London landlords are being forced to give away between 12 and 16 months of rent to attract tenants to even the most prime offices in the capital as the future of working practices remains in limbo.
Data from Carter Jonas, which looks at the impact of rent-free periods and incentives on real rents in the capital, has found grade-A office rents across central London have fallen by an average of 8% over the 12-month period to Q2 2021.
This compares with a 5.2% increase in net effective rents in the 12-month period ended Q2 2020.
Carter Jonas found that while headline rents across London may have only dipped by 1% this year, the expansion of rent-free periods by three to five months over a five- to 10-year lease had effectively wiped thousands of pounds off landlords’ rental income. Net effective rents are now the lowest they have been in three years.
Typical rent-free periods are now 12 to 16 months on five-year leases and 25 to 29 months on 10-year terms.
In Canary Wharf, E14, the impact of rent frees has seen rents fall from £41.13 per sq ft in 2020 to £38.50 per sq ft this year.
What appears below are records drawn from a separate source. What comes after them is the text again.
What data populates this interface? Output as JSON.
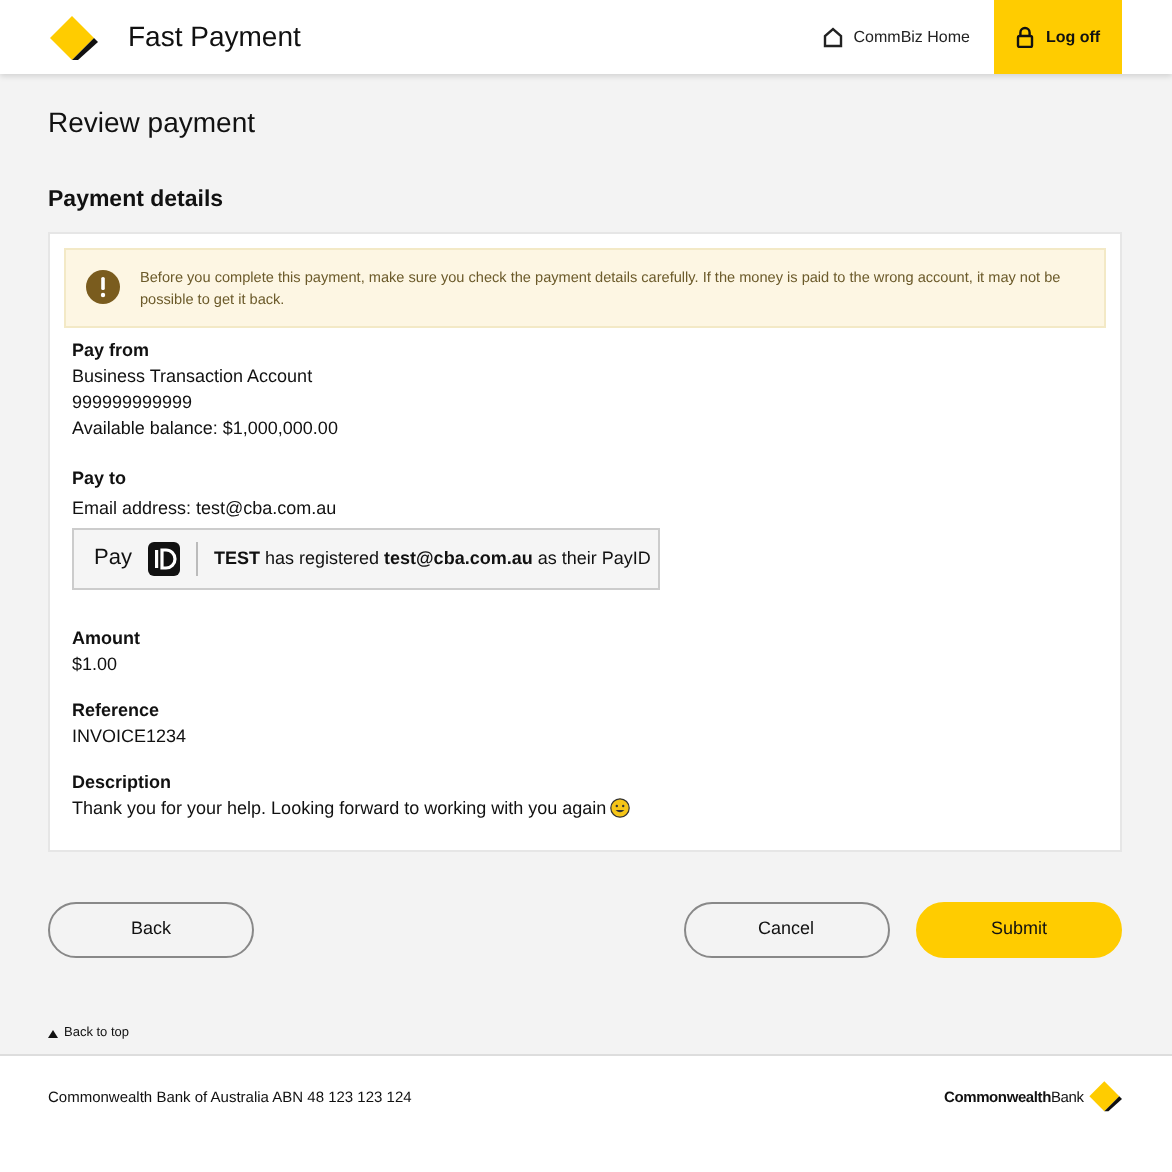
{
  "header": {
    "title": "Fast Payment",
    "nav": [
      {
        "kind": "home",
        "label": "CommBiz Home"
      },
      {
        "kind": "logoff",
        "label": "Log off"
      }
    ]
  },
  "page_title": "Review payment",
  "section_title": "Payment details",
  "alert": "Before you complete this payment, make sure you check the payment details carefully. If the money is paid to the wrong account, it may not be possible to get it back.",
  "pay_from": {
    "label": "Pay from",
    "lines": [
      "Business Transaction Account",
      "999999999999",
      "Available balance: $1,000,000.00"
    ]
  },
  "pay_to": {
    "label": "Pay to",
    "email": "Email address: test@cba.com.au",
    "payid_brand": "Pay",
    "payid_text": "**TEST** has registered **test@cba.com.au** as their PayID"
  },
  "details": [
    {
      "label": "Amount",
      "value": "$1.00"
    },
    {
      "label": "Reference",
      "value": "INVOICE1234"
    },
    {
      "label": "Description",
      "value": "Thank you for your help. Looking forward to working with you again",
      "emoji": true
    }
  ],
  "buttons": [
    {
      "kind": "secondary",
      "label": "Back"
    },
    {
      "kind": "secondary",
      "label": "Cancel"
    },
    {
      "kind": "primary",
      "label": "Submit"
    }
  ],
  "back_to_top": "Back to top",
  "footer": {
    "text": "Commonwealth Bank of Australia ABN 48 123 123 124",
    "logo_text": "**Commonwealth**Bank"
  }
}
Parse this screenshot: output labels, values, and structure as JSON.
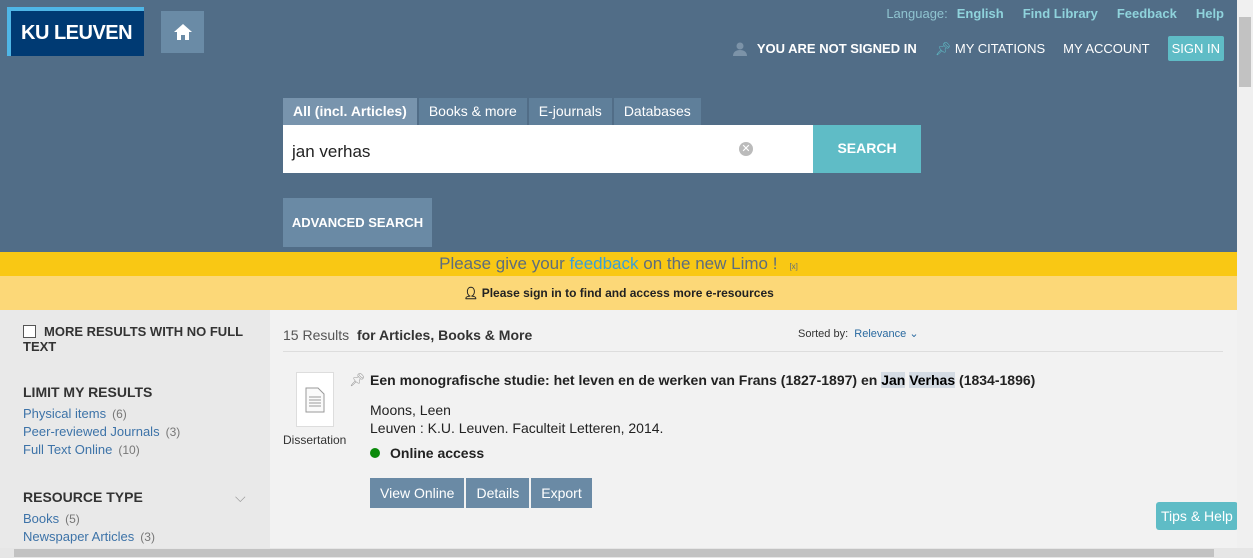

In Bank, EC2, rents have fallen from £57.75 per sq ft to £53.67, while in Mayfair, W1, and St James’s, SW1, some 11.1% has been wiped off rental values with net effective rents down to £84.33 per sq ft from almost £95 per sq ft.
Michael Pain, head of London tenant representation at Carter Jonas, said: “Changing market conditions are often reflected in the prevailing level of rent-free incentives well before any movements in headline rents, particularly when demand and take-up are declining.
“Since the Covid crisis began, net effective rents in central London have fallen noticeably, driven by longer rent-free period incentives rather than lower headline rents.”
Carter Jonas said it expected net effective rents to continue to fall despite the gradual return in occupier confidence to the market.
“While the increase in take-up is encouraging, it is unlikely to prevent a further fall in net effective rents, and we expect occupier demand to remain subdued until there is greater certainty over future working patterns,” said head of research Daniel Francis. “Vacancy rates are likely to rise further, especially for second-hand poorer quality stock, in tandem with reductions in advertised rents.”
He added: “Higher-quality stock will not be immune from the downward pressure on rents, particularly as occupiers shrink their occupied estates and seek to sublet the surplus that cannot be disposed of through lease breaks or expiries. As vacancy rises and as landlords increasingly need to compete with tenant-marketed space, advertised rents are expected to decline as competition hots up for footloose tenants.”